When information is maintained electronically, it has been advised that if the information sought is available under the Freedom of Information Law and may be retrieved by means of existing computer programs, an agency is required to disclose the information. In that kind of situation, the agency would merely be retrieving data that it has the capacity to retrieve. Disclosure may be accomplished either by printing out the data on paper or perhaps by duplicating the data on another storage mechanism, such as a computer tape or disk. On the other hand, if information sought can be generated only through the use of new programs, so doing would in our opinion represent the equivalent of creating a new record.
Questions and issues have arisen in relation to information maintained electronically concerning §89(3) of the Freedom of Information Law, which states in part that an agency is not required to create or prepare a record in response to a request. In this regard, often information stored electronically can be extracted by means of keystrokes or queries entered on a keyboard. While some have contended that those kinds of steps involve programming or reprogramming, and, therefore, creating a new record, so narrow a construction would tend to defeat the purposes of the Freedom of Information Law, particularly as information is increasingly being stored electronically. If electronic information can be extracted or generated with reasonable effort, the courts have directed that an agency must follow that course of action.
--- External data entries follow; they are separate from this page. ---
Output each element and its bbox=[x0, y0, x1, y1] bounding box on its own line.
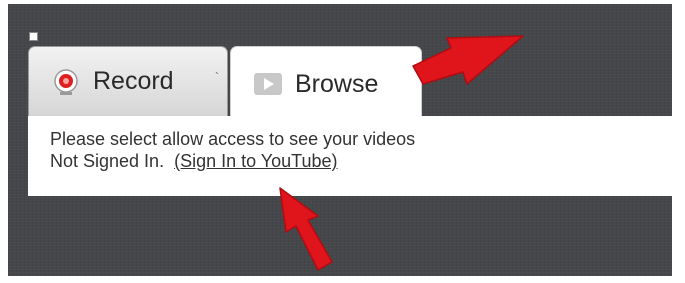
sign-in-youtube-link[interactable]: (Sign In to YouTube) bbox=[174, 151, 337, 171]
tab-tick-mark: ` bbox=[215, 70, 219, 84]
play-icon bbox=[253, 69, 283, 99]
resize-handle[interactable] bbox=[29, 32, 38, 41]
tab-browse-label: Browse bbox=[295, 69, 379, 98]
annotation-arrow-browse bbox=[412, 35, 524, 85]
access-message: Please select allow access to see your v… bbox=[50, 129, 416, 149]
sign-in-status-line: Not Signed In. (Sign In to YouTube) bbox=[50, 150, 670, 172]
annotation-arrow-signin bbox=[279, 187, 333, 271]
tab-record[interactable]: Record ` bbox=[28, 46, 228, 116]
record-icon bbox=[51, 67, 81, 97]
app-frame: Record ` Browse Please select allow acce… bbox=[8, 4, 672, 276]
sign-in-status: Not Signed In. bbox=[50, 151, 165, 171]
browse-panel: Please select allow access to see your v… bbox=[28, 116, 672, 196]
tab-record-label: Record bbox=[93, 67, 174, 95]
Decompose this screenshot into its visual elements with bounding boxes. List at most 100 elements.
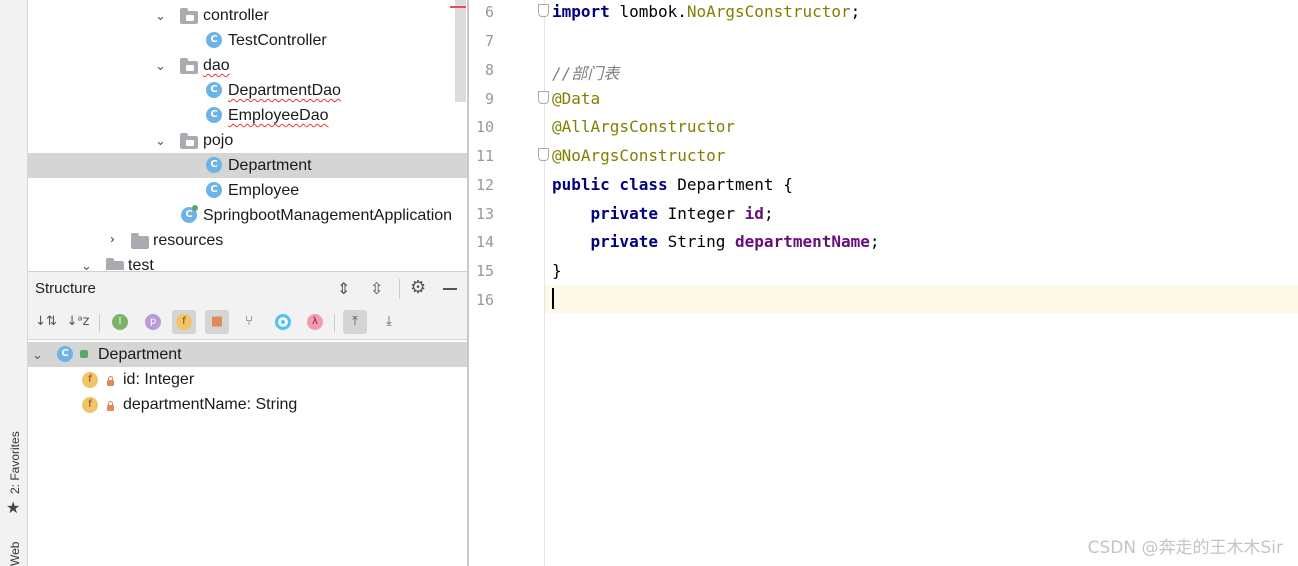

Illustrative of that principle is a case in which an applicant sought a database in a particular format, and even though the agency had the ability to generate the information in that format, it refused to make the database available in the format requested and offered to make available a printout. Transferring the data from one electronic storage medium to another involved relatively little effort and cost; preparation of a printout, however, involved approximately a million pages and a cost of ten thousand dollars for paper alone. In holding that the agency was required to make the data available in the format requested and upon payment of the actual cost of reproduction, the Court in Brownstone Publishers, Inc. v. New York City Department of Buildings unanimously held that:
"Public Officers Law [section] 87(2) provides that, 'Each agency shall...make available for public inspection and copying all records...' Section 86(4) includes in its definition of 'record', computer tapes or discs. The policy underlying the FOIL is 'to insure maximum public access to government records' (Matter of Scott, Sardano & Pomerantz v. Records Access Officer, 65 N.Y.2d 294, 296-297, 491 N.Y.S.2d 289, 480 N.E.2d 1071). Under the circumstances presented herein, it is clear that both the statute and its underlying policy require that the DOB comply with Brownstone's reasonable request to have the information, presently maintained in computer language, transferred onto computer tapes" [166 Ad 2d, 294, 295 (1990)].
In another decision which cited Brownstone, it was held that: "[a]n agency which maintains in a computer format information sought by a F.O.I.L. request may be compelled to comply with the request to transfer information to computer disks or tape" (Samuel v. Mace, Supreme Court, Monroe County, December 11, 1992).
In short, assuming that the Department is able to transfer the requested data to a storage medium usable to you and you are willing to pay the requisite fee, in our opinion, based on judicial decisions, the Department is required to do so.
On behalf of the Committee on Open Government, we hope this is helpful to you.